A afirmação de que o estudo sobre os benandanti seja uma típica história das

mentalidades também é questionável. Se se trata de uma história das mentalidades, é

uma bastante peculiar. Peter Burke afirma que as características fundamentais da

história das mentalidades são: a valorização das atitudes coletivas ao invés das atitudes

individuais; por em evidência elementos inconscientes ou não-expressos; e a

preocupação com a forma como as pessoas pensam e com aquilo que pensam7.

Entretanto, em os Andarilhos, Ginzburg não se limita somente a expor uma determinada

mentalidade. Seu objetivo fundamental era “mostrar a intersecção entre a longa duração

e a duração breve, a intersecção do movimento rápido e da mutação consciente com

aquilo que é lento e inconsciente”8. Importante notar que esta contraposição de durações

e escalas já era muito comum na historiografia italiana, sendo a espinha dorsal de

importantes revistas acadêmicas como a Quaderni Storici.

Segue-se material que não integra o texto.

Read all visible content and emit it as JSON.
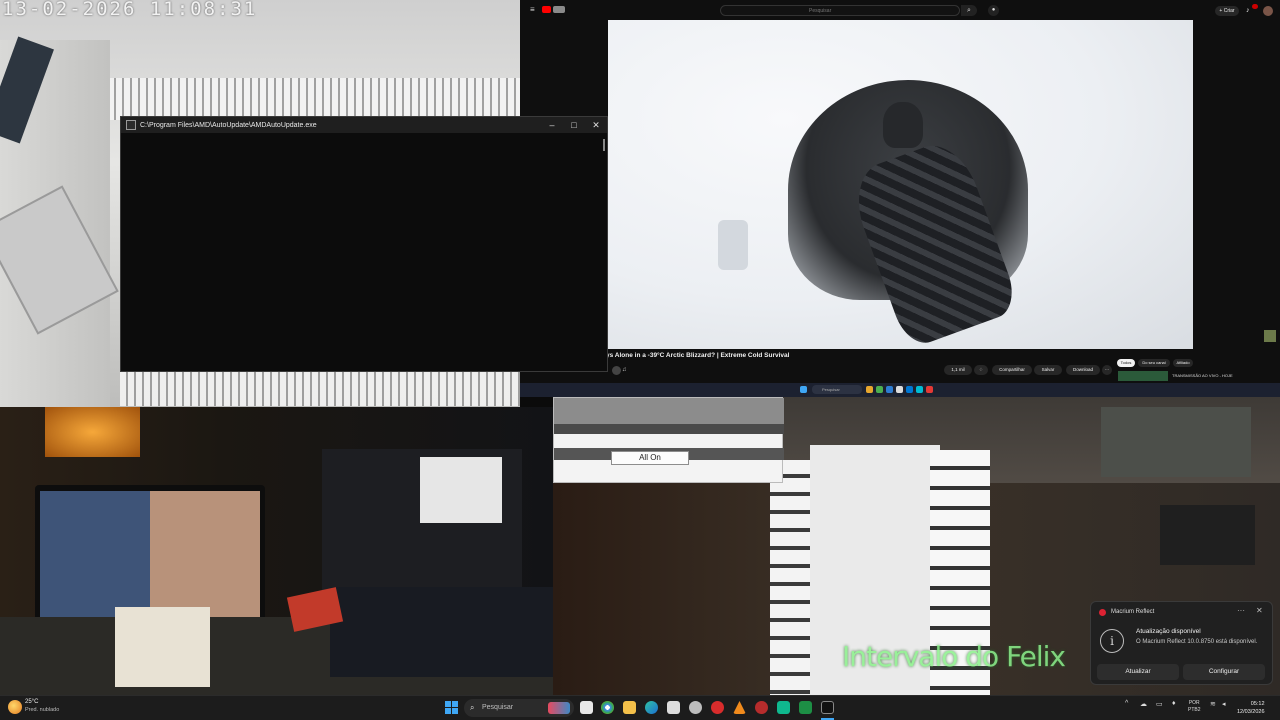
{
  "camera_top_left": {
    "timestamp": "13-02-2026  11:08:31"
  },
  "console_window": {
    "title": "C:\\Program Files\\AMD\\AutoUpdate\\AMDAutoUpdate.exe",
    "minimize": "–",
    "maximize": "□",
    "close": "✕"
  },
  "youtube": {
    "search_placeholder": "Pesquisar",
    "create_label": "+ Criar",
    "video_title": "ys Alone in a -39°C Arctic Blizzard? | Extreme Cold Survival",
    "actions": {
      "like_count": "1,1 mil",
      "share": "Compartilhar",
      "save": "Salvar",
      "download": "Download",
      "more": "···"
    },
    "chips": [
      "Todos",
      "Do seu canal",
      "Afiliado"
    ],
    "sidebar_item": "TRANSMISSÃO AO VIVO - HOJE"
  },
  "allon_window": {
    "button_label": "All On"
  },
  "overlay_text": "Intervalo do Felix",
  "toast": {
    "app_name": "Macrium Reflect",
    "heading": "Atualização disponível",
    "body": "O Macrium Reflect 10.0.8750 está disponível.",
    "btn_update": "Atualizar",
    "btn_configure": "Configurar",
    "menu": "···",
    "close": "✕"
  },
  "taskbar": {
    "weather_temp": "25°C",
    "weather_desc": "Pred. nublado",
    "search_placeholder": "Pesquisar",
    "lang_line1": "POR",
    "lang_line2": "PTB2",
    "time": "05:12",
    "date": "12/03/2026",
    "tray_chevron": "^"
  },
  "colors": {
    "youtube_red": "#ff0000",
    "taskbar_bg": "#1c1c1c",
    "toast_bg": "#202020",
    "console_bg": "#0c0c0c",
    "windows_blue": "#3fa7f5"
  },
  "icons": {
    "start": "windows-start-icon",
    "search": "search-icon",
    "info": "info-icon",
    "weather": "sun-cloud-icon"
  }
}
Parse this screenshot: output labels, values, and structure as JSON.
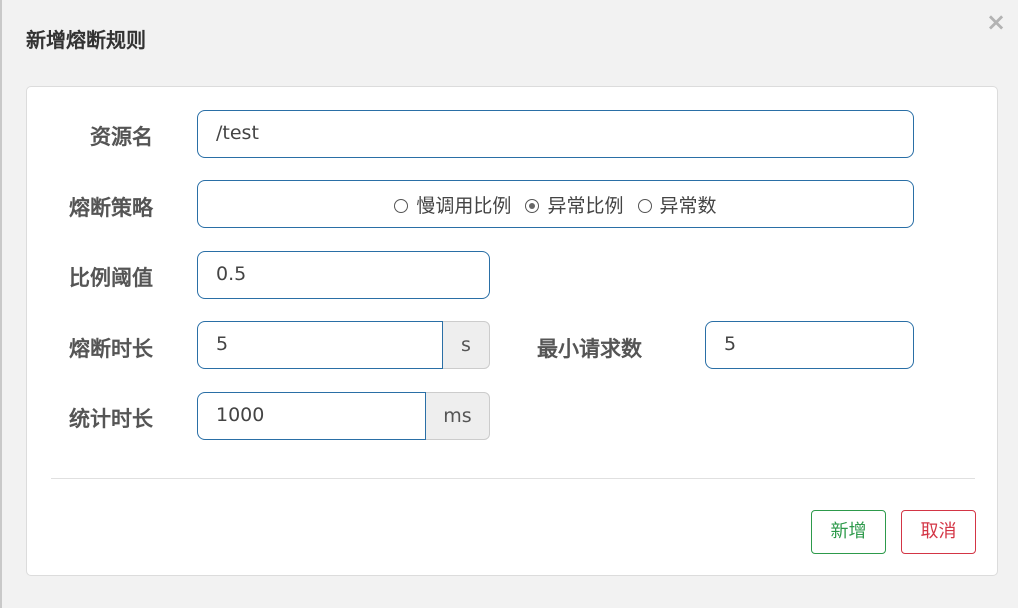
{
  "dialog": {
    "title": "新增熔断规则",
    "close_label": "×"
  },
  "form": {
    "resource": {
      "label": "资源名",
      "value": "/test"
    },
    "strategy": {
      "label": "熔断策略",
      "options": [
        {
          "label": "慢调用比例",
          "checked": false
        },
        {
          "label": "异常比例",
          "checked": true
        },
        {
          "label": "异常数",
          "checked": false
        }
      ]
    },
    "ratio": {
      "label": "比例阈值",
      "value": "0.5"
    },
    "duration": {
      "label": "熔断时长",
      "value": "5",
      "unit": "s"
    },
    "min_request": {
      "label": "最小请求数",
      "value": "5"
    },
    "stat_interval": {
      "label": "统计时长",
      "value": "1000",
      "unit": "ms"
    }
  },
  "buttons": {
    "add": "新增",
    "cancel": "取消"
  },
  "colors": {
    "accent_green": "#2d9a4b",
    "accent_red": "#d33545",
    "field_border": "#2a6fa6"
  }
}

No pós-escrito de 1972 é que Ginzburg demonstra ter tido algum contato com

a historiografia francesa. Foi refletindo sobre esta que o autor italiano reconhece as

insuficiências dos estudos das mentalidades. De fato foi uma constatação bastante

precoce, a publicação de O queijo e os vermes quatro anos mais tarde marca o início do

declínio da historia das mentalidades francesa e a ascensão da chamada Nova História

Cultural. Ginzburg, muito influenciado por obras de Vladimir Propp (Morfologia do

conto maravilhoso) e de Mikhail Bakhtin (A cultura popular na idade média e no

renascimento) passa a defender a idéia de uma circularidade cultural entre as culturas

populares e eruditas.

Em suma, ao se aprofundar as reflexões sobre esta transição que Ginzburg

passa, logo se nota diversas insuficiências nos apontamentos de Ronaldo Vainfas.

Acredito que a maior parte de seus equívocos sejam frutos da não-consideração de

elementos biográficos de Ginzburg e da historiografia italiana das décadas de 1950-

1960. Para se entender uma obra de melhor forma deve-se levar em consideração os

contextos historiográficos em que ela foi produzida, e também as leituras e

acontecimentos biográficos que marcaram o pensamento do autor.

7 BURKE, Peter. O mundo como teatro : estudos de antropologia histórica. Lisboa : Edifel, 1992. p. 27.

8 GINZBURG, Carlo. Apud In : LIMA, Henrique Espada. A micro-história italiana : escalas, indícios e

singularidades. Rio de Janeiro : Civilização Brasileira, 2006. p. 301.